“En el último instante, el hombre seguía viviendo, pues aún sentía la arteria y palpaba la memoria de la vida. Sospechaba que vivía. Ahora ya nada dice. Ya ni la duda en la arteria, ni el tacto del canto pretérito”.
Filoteo Samaniego (Quito, 1928-2013), menudo, ágil y brioso; los ojos vivaces, prestos a escudriñar en lo más hondo de la vida y la palabra creadora; ademanes mesurados, genuino caballero de abundantes talentos, en sus últimos años caminaba con bastón en mano, más –solía bromear– por atildar su paso que por salud; su barba emblemática, cuidada con esmero, Filoteo daba la certeza de ser tallado en marfil; exento de intrigas y embustes, un aura de personaje bíblico lo envolvía. Siempre cordial, poseía esa pujanza de salir indemne de episodios aciagos.
Sus libros de ensayo, entre otros: “El arte quiteño colonial”, “Las Venus de Valdivia”, “Nombrar las cosas del Nuevo Mundo”, “El país y sus gentes en el arte colonial quiteño”; y entre los de poesía: “Agraz”, “Relente”, “Umiña”, “Signos”, “El cuerpo desnudo de la tierra”, “Los testimonios”, “La uña de Dios”, “Voces, ecos y silencios”.
El poeta mira y no olvida. Ve para verse mirar. Contempla su entorno y lo descifra; aprehende sensaciones, emociones, sentimientos y les insufla vida. Ínfimos y soberbios, obcecados, siempre habrá poetas. Con el lenguaje, el poeta no puede decir “lo que es”. Violencia originaria, las palabras desvanecen lo que nombra. El lenguaje es el poder de la escritura: “Venga viento de poesía/ a limpiarme los ojos y la vida”. Asedio y azar.
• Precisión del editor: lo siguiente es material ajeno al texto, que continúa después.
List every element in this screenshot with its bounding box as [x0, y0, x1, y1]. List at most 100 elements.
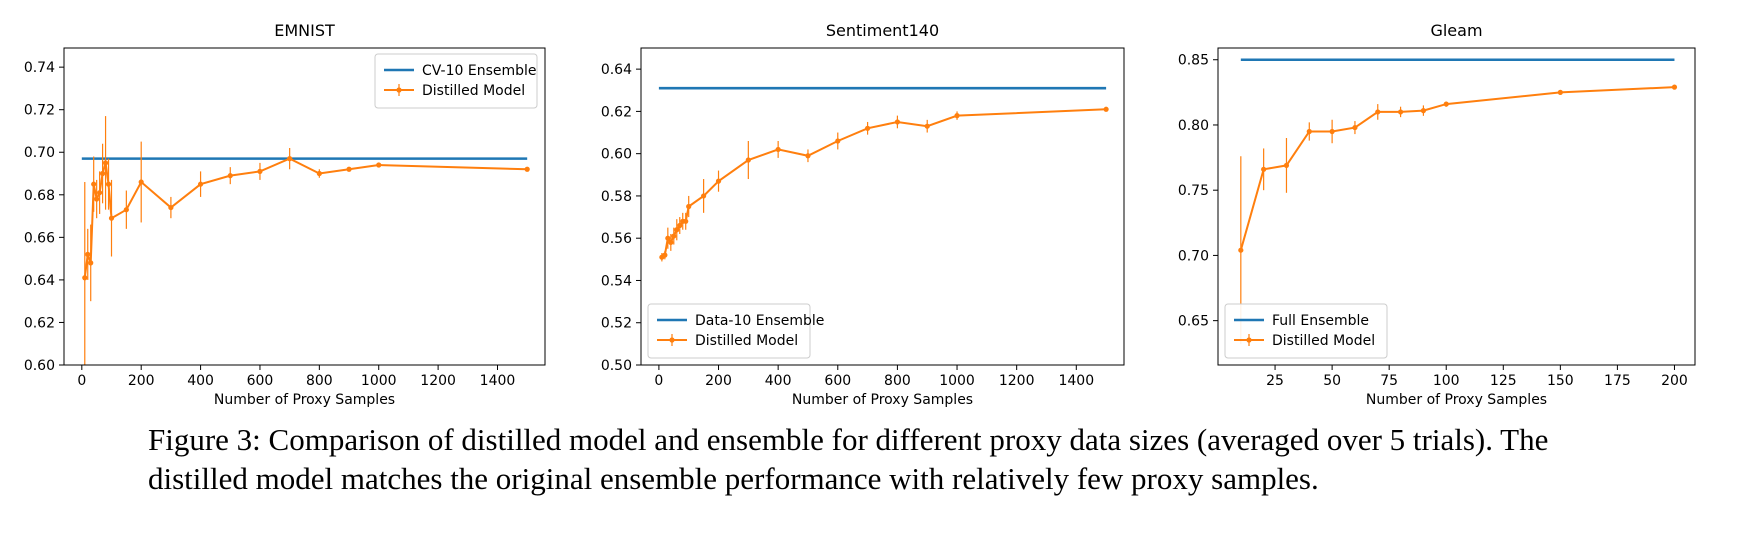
data-point [745, 157, 751, 163]
distilled-series [659, 106, 1109, 262]
data-point [1103, 106, 1109, 112]
axes-frame [1217, 47, 1696, 366]
data-point [524, 166, 530, 172]
data-point [668, 239, 674, 246]
x-tick-label: 400 [765, 373, 792, 389]
legend-swatch-marker [396, 87, 402, 93]
data-point [835, 138, 841, 144]
y-tick-label: 0.64 [601, 62, 632, 78]
data-point [88, 260, 94, 266]
x-tick-label: 800 [884, 373, 911, 389]
data-point [102, 160, 109, 166]
data-point [94, 196, 100, 202]
x-tick-label: 25 [1266, 373, 1284, 389]
y-tick-label: 0.66 [24, 230, 55, 246]
legend-box [647, 303, 811, 359]
data-point [662, 252, 668, 258]
y-tick-label: 0.56 [601, 231, 632, 247]
chart-panel-1: EMNIST 0.60 0.62 0.64 0.66 0.68 0.70 0.72 0.74 0 2… [24, 21, 546, 408]
data-point [1238, 247, 1244, 253]
x-axis-label: Number of Proxy Samples [1366, 392, 1547, 408]
chart-title: Gleam [1430, 21, 1482, 40]
data-point [1283, 162, 1290, 169]
y-tick-label: 0.54 [601, 273, 632, 289]
x-tick-label: 1000 [939, 373, 975, 389]
x-tick-label: 1400 [1058, 373, 1094, 389]
data-point [99, 170, 106, 177]
data-point [683, 218, 689, 224]
data-point [1329, 128, 1335, 135]
x-tick-label: 75 [1380, 373, 1398, 389]
x-axis-label: Number of Proxy Samples [792, 392, 973, 408]
chart-panel-2: Sentiment140 0.50 0.52 0.54 0.56 0.58 0.60 0.62… [601, 21, 1125, 408]
data-point [715, 178, 722, 184]
data-point [227, 173, 233, 179]
distilled-line [661, 108, 1107, 259]
figure-caption: Figure 3: Comparison of distilled model … [148, 422, 1549, 496]
data-point [894, 119, 901, 125]
x-tick-label: 800 [306, 373, 333, 389]
y-tick-label: 0.52 [601, 316, 632, 332]
distilled-series [82, 116, 530, 365]
x-tick-label: 50 [1323, 373, 1341, 389]
data-point [97, 190, 103, 196]
x-tick-label: 0 [654, 373, 663, 389]
data-point [1375, 109, 1381, 115]
x-tick-label: 200 [128, 373, 155, 389]
distilled-line [1239, 86, 1675, 251]
legend-swatch-marker [1246, 337, 1252, 343]
chart-panel-3: Gleam 0.65 0.70 0.75 0.80 0.85 25 50 75 100 125 150… [1178, 21, 1696, 408]
data-point [257, 168, 263, 174]
x-tick-label: 600 [824, 373, 851, 389]
data-point [671, 233, 677, 239]
data-point [1306, 128, 1312, 135]
data-point [686, 203, 692, 210]
data-point [123, 207, 129, 213]
legend: Data-10 Ensemble Distilled Model [647, 303, 824, 359]
data-point [1557, 89, 1563, 95]
chart-title: Sentiment140 [826, 21, 939, 40]
y-tick-label: 0.50 [601, 358, 632, 374]
legend-label: Distilled Model [422, 83, 525, 99]
x-tick-label: 200 [1661, 373, 1688, 389]
legend: CV-10 Ensemble Distilled Model [374, 53, 538, 109]
y-tick-label: 0.80 [1178, 118, 1209, 134]
data-point [677, 222, 683, 229]
x-tick-label: 1400 [480, 373, 516, 389]
data-point [108, 215, 115, 221]
chart-title: EMNIST [274, 21, 335, 40]
data-point [924, 123, 930, 129]
data-point [91, 181, 97, 187]
y-tick-label: 0.70 [1178, 248, 1209, 264]
data-point [287, 156, 293, 162]
data-point [805, 153, 811, 159]
data-point [701, 193, 707, 199]
data-point [1443, 101, 1449, 107]
x-tick-label: 100 [1433, 373, 1460, 389]
data-point [1397, 109, 1404, 115]
data-point [954, 113, 960, 119]
legend-label: Distilled Model [1272, 333, 1375, 349]
legend-label: Data-10 Ensemble [695, 313, 824, 329]
data-point [1420, 108, 1427, 114]
x-tick-label: 400 [187, 373, 214, 389]
x-tick-label: 1200 [999, 373, 1035, 389]
data-point [674, 227, 680, 233]
data-point [346, 166, 352, 172]
y-tick-label: 0.74 [24, 60, 55, 76]
data-point [775, 146, 781, 153]
y-tick-label: 0.60 [601, 147, 632, 163]
plot-area [1238, 58, 1678, 345]
distilled-line [83, 157, 528, 278]
legend-box [374, 53, 538, 109]
x-tick-label: 1000 [361, 373, 397, 389]
x-tick-label: 175 [1604, 373, 1631, 389]
data-point [105, 181, 112, 187]
x-axis-label: Number of Proxy Samples [214, 392, 395, 408]
x-tick-label: 125 [1490, 373, 1517, 389]
y-tick-label: 0.62 [24, 315, 55, 331]
axes-frame [63, 47, 546, 366]
data-point [1261, 166, 1267, 172]
axes-frame [640, 47, 1125, 366]
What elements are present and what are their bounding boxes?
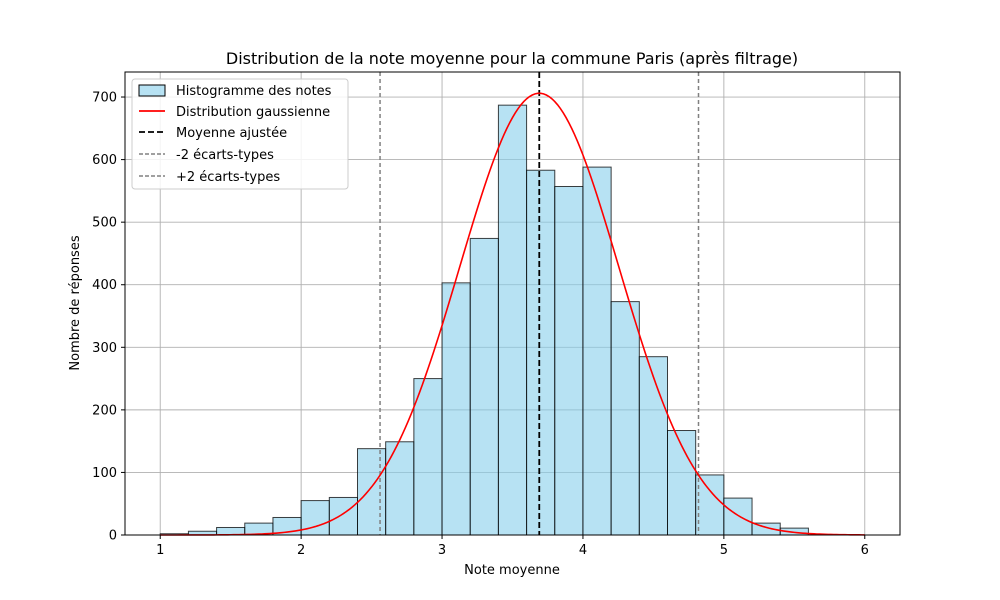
y-tick-label: 700 <box>92 91 117 106</box>
y-tick-label: 200 <box>92 403 117 418</box>
histogram-bar <box>357 448 387 536</box>
x-tick-label: 1 <box>156 543 164 558</box>
y-tick-label: 500 <box>92 216 117 231</box>
histogram-bars <box>159 104 809 536</box>
legend-label-plus-2sd: +2 écarts-types <box>176 170 280 185</box>
legend-swatch-histogram <box>138 84 166 97</box>
x-tick-label: 6 <box>861 543 869 558</box>
x-axis-ticks: 1 2 3 4 5 6 <box>156 535 869 558</box>
y-axis-label: Nombre de réponses <box>68 235 83 370</box>
histogram-bar <box>469 237 499 536</box>
histogram-bar <box>497 104 528 536</box>
histogram-bar <box>554 185 584 536</box>
x-tick-label: 5 <box>720 543 728 558</box>
histogram-bar <box>638 356 668 536</box>
y-axis-ticks: 0 100 200 300 400 500 600 700 <box>92 91 125 544</box>
histogram-bar <box>441 282 471 536</box>
legend-label-mean: Moyenne ajustée <box>176 126 287 141</box>
y-tick-label: 100 <box>92 466 117 481</box>
legend-label-gaussian: Distribution gaussienne <box>176 105 330 120</box>
legend-label-histogram: Histogramme des notes <box>176 84 332 99</box>
y-tick-label: 300 <box>92 341 117 356</box>
y-tick-label: 600 <box>92 153 117 168</box>
reference-lines <box>379 72 700 535</box>
legend-frame <box>131 78 349 190</box>
y-tick-label: 0 <box>109 529 117 544</box>
x-tick-label: 4 <box>579 543 587 558</box>
legend: Histogramme des notes Distribution gauss… <box>131 78 349 190</box>
x-tick-label: 3 <box>438 543 446 558</box>
histogram-bar <box>526 169 556 536</box>
y-tick-label: 400 <box>92 278 117 293</box>
histogram-bar <box>385 441 415 536</box>
gaussian-curve <box>160 92 865 536</box>
legend-label-minus-2sd: -2 écarts-types <box>176 148 274 163</box>
x-axis-label: Note moyenne <box>464 563 560 578</box>
chart-title: Distribution de la note moyenne pour la … <box>226 49 798 68</box>
histogram-bar <box>413 378 443 536</box>
plot-frame <box>124 71 901 536</box>
histogram-bar <box>723 497 753 536</box>
histogram-bar <box>328 496 358 536</box>
histogram-bar <box>695 474 725 536</box>
histogram-bar <box>610 301 640 536</box>
x-tick-label: 2 <box>297 543 305 558</box>
histogram-bar <box>582 166 612 536</box>
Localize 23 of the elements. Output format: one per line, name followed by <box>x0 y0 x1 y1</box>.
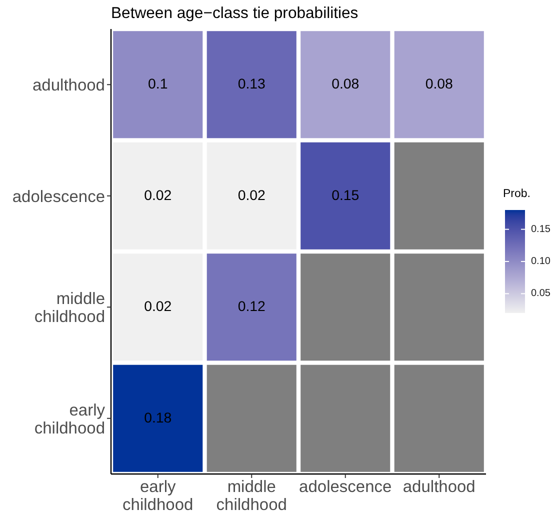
data-label: 0.02 <box>238 188 266 204</box>
x-tick-label: adolescence <box>299 478 392 496</box>
data-label: 0.02 <box>144 188 172 204</box>
data-label: 0.12 <box>238 299 266 316</box>
data-label: 0.15 <box>332 188 360 204</box>
data-label: 0.08 <box>332 76 360 93</box>
color-bar-label: 0.10 <box>531 256 551 267</box>
y-tick-label: early childhood <box>34 401 106 438</box>
x-tick-label: early childhood <box>122 478 194 514</box>
y-tick-label: middle childhood <box>34 290 105 326</box>
color-bar-label: 0.15 <box>531 224 551 235</box>
color-bar-label: 0.05 <box>531 288 551 300</box>
chart-title: Between age−class tie probabilities <box>111 5 358 23</box>
data-label: 0.18 <box>144 410 172 426</box>
data-label: 0.1 <box>148 76 168 93</box>
data-label: 0.08 <box>425 76 454 93</box>
y-tick-label: adulthood <box>32 76 105 95</box>
data-label: 0.13 <box>238 76 266 93</box>
x-tick-label: middle childhood <box>216 478 287 514</box>
color-bar-title: Prob. <box>503 188 530 200</box>
x-tick-label: adulthood <box>402 478 476 496</box>
y-tick-label: adolescence <box>12 188 105 206</box>
data-label: 0.02 <box>144 299 172 316</box>
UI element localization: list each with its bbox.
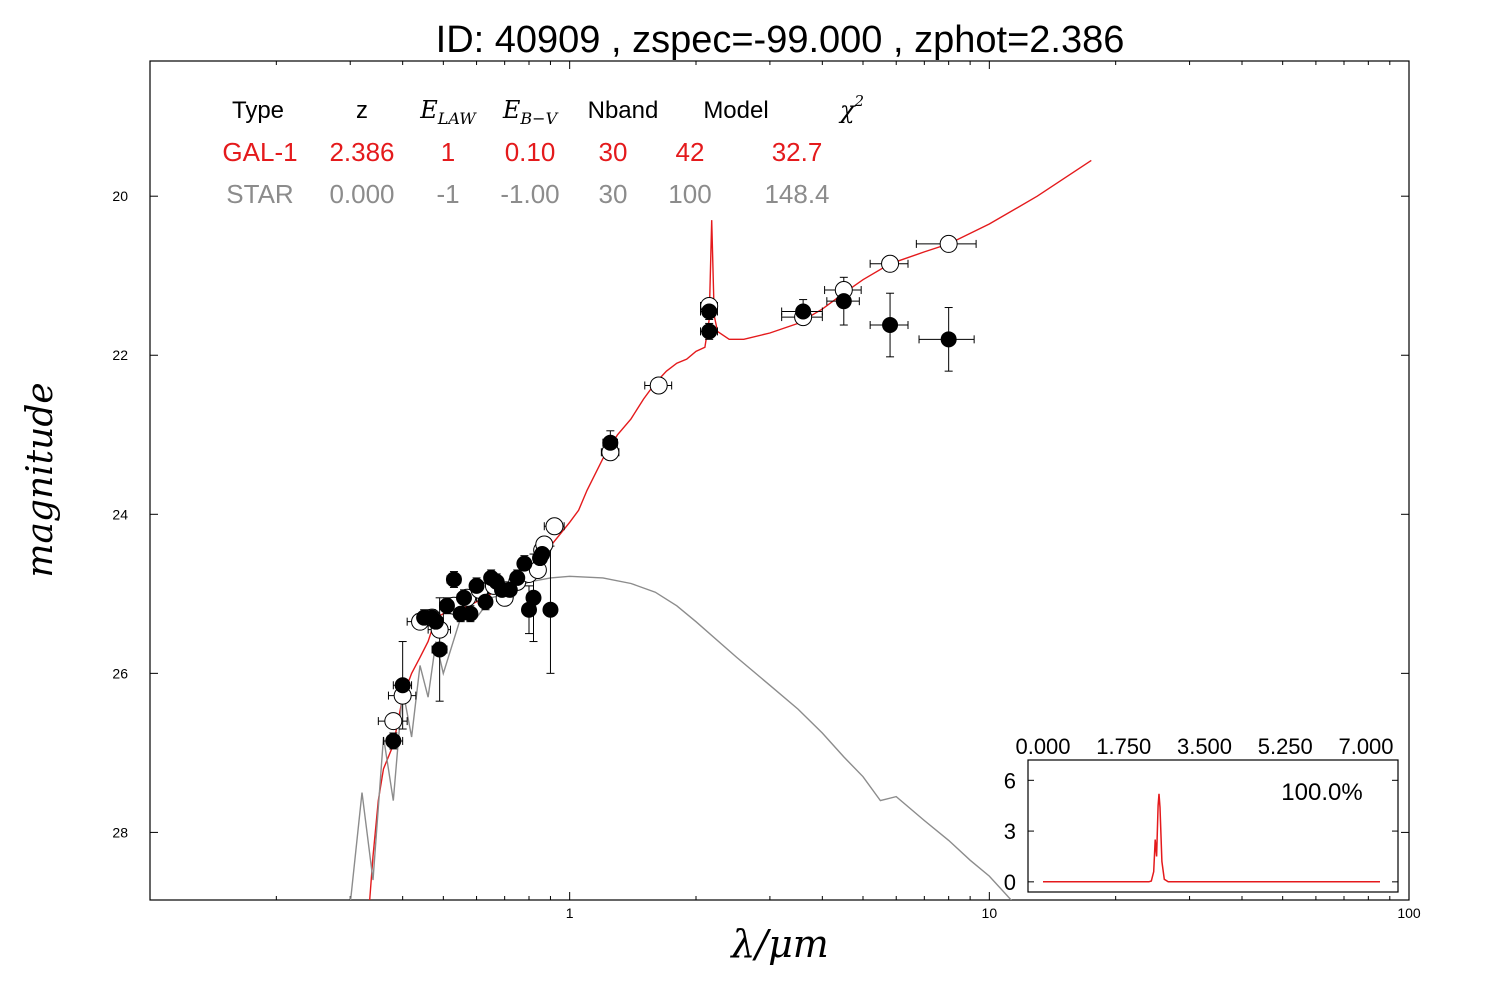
x-tick-label: 10 <box>982 905 998 921</box>
model-magnitude-point <box>384 712 403 731</box>
observed-magnitude-point <box>882 317 899 334</box>
inset-axis-ticks: 0.000 1.750 3.500 5.250 7.000 0 3 6 <box>1004 734 1398 895</box>
observed-magnitude-point <box>427 613 444 630</box>
inset-x-tick-label: 7.000 <box>1338 734 1393 759</box>
observed-magnitude-point <box>468 577 485 594</box>
galaxy-fit-cell: 32.7 <box>772 137 823 167</box>
photometry-points <box>377 234 977 750</box>
fit-table-header: ELAW <box>419 96 477 128</box>
inset-pdz-curve <box>1043 793 1380 883</box>
fit-table-header: Nband <box>588 97 659 124</box>
star-fit-cell: -1 <box>436 179 459 209</box>
model-magnitude-point <box>545 517 564 536</box>
star-fit-cell: STAR <box>226 179 293 209</box>
observed-magnitude-point <box>431 641 448 658</box>
observed-magnitude-point <box>462 605 479 622</box>
observed-magnitude-point <box>795 303 812 320</box>
observed-magnitude-point <box>394 677 411 694</box>
galaxy-fit-cell: 1 <box>441 137 455 167</box>
galaxy-fit-cell: GAL-1 <box>222 137 297 167</box>
pdz-inset: 0.000 1.750 3.500 5.250 7.000 0 3 6 100.0% <box>1004 734 1399 895</box>
galaxy-fit-cell: 42 <box>676 137 705 167</box>
model-magnitude-point <box>939 234 958 253</box>
y-tick-label: 20 <box>112 188 128 204</box>
y-tick-label: 22 <box>112 347 128 363</box>
star-template-curve <box>349 575 1013 900</box>
observed-magnitude-point <box>534 546 551 563</box>
x-tick-label: 100 <box>1397 905 1421 921</box>
fit-results-table: Type z ELAW EB−V Nband Model χ2 GAL-1 2.386 1 0.10… <box>222 92 864 209</box>
observed-magnitude-point <box>509 569 526 586</box>
inset-y-tick-label: 0 <box>1004 870 1016 895</box>
inset-x-tick-label: 5.250 <box>1258 734 1313 759</box>
star-fit-cell: 100 <box>668 179 711 209</box>
observed-magnitude-point <box>940 331 957 348</box>
galaxy-fit-cell: 2.386 <box>329 137 394 167</box>
inset-y-tick-label: 3 <box>1004 819 1016 844</box>
inset-x-tick-label: 3.500 <box>1177 734 1232 759</box>
pdz-curve <box>1043 793 1380 883</box>
chart-title: ID: 40909 , zspec=-99.000 , zphot=2.386 <box>436 19 1125 61</box>
inset-frame <box>1027 759 1399 893</box>
star-fit-cell: -1.00 <box>500 179 559 209</box>
observed-magnitude-point <box>385 732 402 749</box>
observed-magnitude-point <box>835 293 852 310</box>
inset-x-tick-label: 1.750 <box>1096 734 1151 759</box>
inset-y-tick-label: 6 <box>1004 768 1016 793</box>
y-tick-label: 24 <box>112 506 128 522</box>
observed-magnitude-point <box>438 597 455 614</box>
observed-magnitude-point <box>516 555 533 572</box>
fit-table-header: χ2 <box>838 92 864 124</box>
observed-magnitude-point <box>525 589 542 606</box>
galaxy-fit-cell: 30 <box>599 137 628 167</box>
observed-magnitude-point <box>542 601 559 618</box>
inset-x-tick-label: 0.000 <box>1015 734 1070 759</box>
star-fit-cell: 0.000 <box>329 179 394 209</box>
model-magnitude-point <box>649 376 668 395</box>
x-tick-label: 1 <box>566 905 574 921</box>
observed-magnitude-point <box>445 571 462 588</box>
observed-magnitude-point <box>701 303 718 320</box>
observed-magnitude-point <box>602 434 619 451</box>
fit-table-header: Model <box>703 97 768 124</box>
y-tick-label: 28 <box>112 824 128 840</box>
model-magnitude-point <box>881 254 900 273</box>
y-tick-label: 26 <box>112 665 128 681</box>
galaxy-fit-cell: 0.10 <box>505 137 556 167</box>
inset-annotation: 100.0% <box>1281 779 1362 806</box>
observed-magnitude-point <box>477 593 494 610</box>
observed-magnitude-point <box>501 581 518 598</box>
star-fit-cell: 148.4 <box>764 179 829 209</box>
fit-table-header: EB−V <box>502 96 559 128</box>
y-axis-label: magnitude <box>20 382 61 577</box>
fit-table-header: Type <box>232 97 284 124</box>
x-axis-label: λ/μm <box>729 922 829 966</box>
observed-magnitude-point <box>455 589 472 606</box>
fit-table-header: z <box>356 97 368 124</box>
star-fit-cell: 30 <box>599 179 628 209</box>
observed-magnitude-point <box>701 323 718 340</box>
Aventura y contienda. Exploración y registro. Vértigo que sobrecoge y sacude al desentrañar sus enigmas: “decidme quién soy y por qué,/ y desde cuándo este vivir de vida/ las horas gastadas antes de hora,/ cuando apenas el reloj despertaba/ de su sueño sin sueño todavía”.
Acecho y prórroga del amor. Delirio y dolor. Dispendio y extinción. Gozo y tormento, invocación. “Amo, amas, y se agota la palabra/ palpar la seda de la mujer/ En fin de cuentas, asirnos a los días que nos llevan/ hacia el único término de todos los senderos…”.
Nuestras culturas originarias fueron otra de las pasiones de Filoteo. Coincidíamos en que, mientras no haya una educación que difunda ese alfabeto luminoso, es un descomunal dislate hablar de identidad. Una de sus vertientes poéticas se desprendió de ellas. “La has visto en su desnuda y generosa entrega,/ siempre igual y siempre diferente,/ cuando acaba de peinar su cabellera,/ y, trenzándola, untándola de especies y barnices,/ echándola adelante para caricia del seno/ o dejándola proteger la espalda descubierta”: nuestra venus de Valdivia.
En algunos de nuestros encuentros nos escapábamos hacia la vieja 24 de Mayo. Guitarras y acordeón de los músicos invidentes de la Casa Blanca despertaban la voz de Filoteo, quien desgranaba páginas de nuestra música. Al despedirnos, Filoteo hacía malabares con el bastón, idénticos a Carlitos Chaplin, hasta perderse en la niebla.